Tiffany climbed the most in more than seven years in New York Stock Exchange composite trading.
Net income declined to $118.3 million, or 89 cents a share, for the three months through Jan. 31, from $140.5 million, or $1.02, a year earlier, New York-based Tiffany said today. Profit before one-time items including the cost of discontinuing some watch styles beat analysts' estimates, and the company increased its annual profit forecast after an inventory-valuation change.

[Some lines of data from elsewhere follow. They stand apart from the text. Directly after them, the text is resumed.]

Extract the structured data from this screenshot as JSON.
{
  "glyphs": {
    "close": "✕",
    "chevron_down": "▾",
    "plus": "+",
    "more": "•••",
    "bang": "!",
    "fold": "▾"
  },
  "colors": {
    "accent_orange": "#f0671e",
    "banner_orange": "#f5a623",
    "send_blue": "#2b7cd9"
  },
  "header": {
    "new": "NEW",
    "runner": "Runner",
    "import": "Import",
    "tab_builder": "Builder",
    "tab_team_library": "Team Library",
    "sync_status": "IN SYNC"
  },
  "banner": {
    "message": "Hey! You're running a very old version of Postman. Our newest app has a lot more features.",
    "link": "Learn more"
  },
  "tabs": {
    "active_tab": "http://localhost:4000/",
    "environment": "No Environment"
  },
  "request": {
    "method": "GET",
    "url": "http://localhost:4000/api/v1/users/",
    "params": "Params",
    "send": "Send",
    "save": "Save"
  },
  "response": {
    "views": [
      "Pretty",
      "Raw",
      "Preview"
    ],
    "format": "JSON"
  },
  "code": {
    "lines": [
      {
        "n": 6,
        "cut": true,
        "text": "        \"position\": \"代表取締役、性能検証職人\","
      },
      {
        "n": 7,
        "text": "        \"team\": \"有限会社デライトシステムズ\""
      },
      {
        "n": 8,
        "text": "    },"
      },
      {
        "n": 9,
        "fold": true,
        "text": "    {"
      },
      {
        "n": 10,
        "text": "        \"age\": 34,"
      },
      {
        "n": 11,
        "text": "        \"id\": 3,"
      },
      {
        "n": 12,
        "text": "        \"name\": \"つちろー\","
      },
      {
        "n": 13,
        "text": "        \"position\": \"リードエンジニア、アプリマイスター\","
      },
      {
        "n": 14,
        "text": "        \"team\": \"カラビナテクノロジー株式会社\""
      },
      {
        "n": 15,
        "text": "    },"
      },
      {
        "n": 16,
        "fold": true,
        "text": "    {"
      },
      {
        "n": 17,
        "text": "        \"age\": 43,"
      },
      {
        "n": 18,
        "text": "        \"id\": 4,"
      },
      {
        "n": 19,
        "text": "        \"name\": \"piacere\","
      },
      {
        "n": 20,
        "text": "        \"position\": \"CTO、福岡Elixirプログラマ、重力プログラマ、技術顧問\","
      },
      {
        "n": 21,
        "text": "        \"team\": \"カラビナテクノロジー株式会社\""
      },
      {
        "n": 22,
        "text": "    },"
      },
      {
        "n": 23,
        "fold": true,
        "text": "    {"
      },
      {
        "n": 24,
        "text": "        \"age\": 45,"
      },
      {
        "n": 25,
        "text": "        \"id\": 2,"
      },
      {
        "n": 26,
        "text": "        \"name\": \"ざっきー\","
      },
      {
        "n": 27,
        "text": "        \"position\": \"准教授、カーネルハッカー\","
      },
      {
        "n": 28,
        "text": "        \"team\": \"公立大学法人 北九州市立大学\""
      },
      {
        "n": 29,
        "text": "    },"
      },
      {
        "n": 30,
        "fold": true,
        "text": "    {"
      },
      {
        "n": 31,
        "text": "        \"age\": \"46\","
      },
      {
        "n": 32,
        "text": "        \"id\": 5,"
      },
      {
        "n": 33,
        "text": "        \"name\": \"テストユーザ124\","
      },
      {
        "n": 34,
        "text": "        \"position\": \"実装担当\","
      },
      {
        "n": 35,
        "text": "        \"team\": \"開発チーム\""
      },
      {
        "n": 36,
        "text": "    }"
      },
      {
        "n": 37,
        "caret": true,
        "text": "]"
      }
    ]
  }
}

The jeweler's revenue advanced 9.8 percent to $1.05 billion, with international sales jumping by a fifth. Growing sales in Asia and Europe are helping the jeweler overcome a slowdown in U.S. spending. American consumers have been discouraged by the worst housing slump in a quarter century and job cuts.
``With about 40 percent of sales from international markets, it offers some downside protection from the weak economic trends,'' Kristine Koerber, an analyst with JMP Securities LLC in San Francisco, wrote in a March 19 report. She rates the shares ``market outperform.''
Before one-time items including the 9 cent per-share cost of discontinuing some watch styles, Tiffany earned $1.27 cents a share. Twelve analysts surveyed by Bloomberg estimated average profit of $1.21, before one-time items.
Excluding the cost of the move to stop selling some watches, gross margin widened for the quarter, the company said.
Net earnings for the year that began Feb. 1 will be $2.75 to $2.85 a share, after a change in the method the company uses for valuing inventories. The company forecast $2.50 to $2.55 on Feb. 8. Seven analysts surveyed by Bloomberg estimate net income of $2.54, on average.
Tiffany jumped $5.28, or 14 percent, to $43.88 at 10:01 a.m., the biggest gain since January 2001. The stock rose 17 percent last year.
The company had 184 stores and boutiques, including 70 in the U.S. on Jan. 31.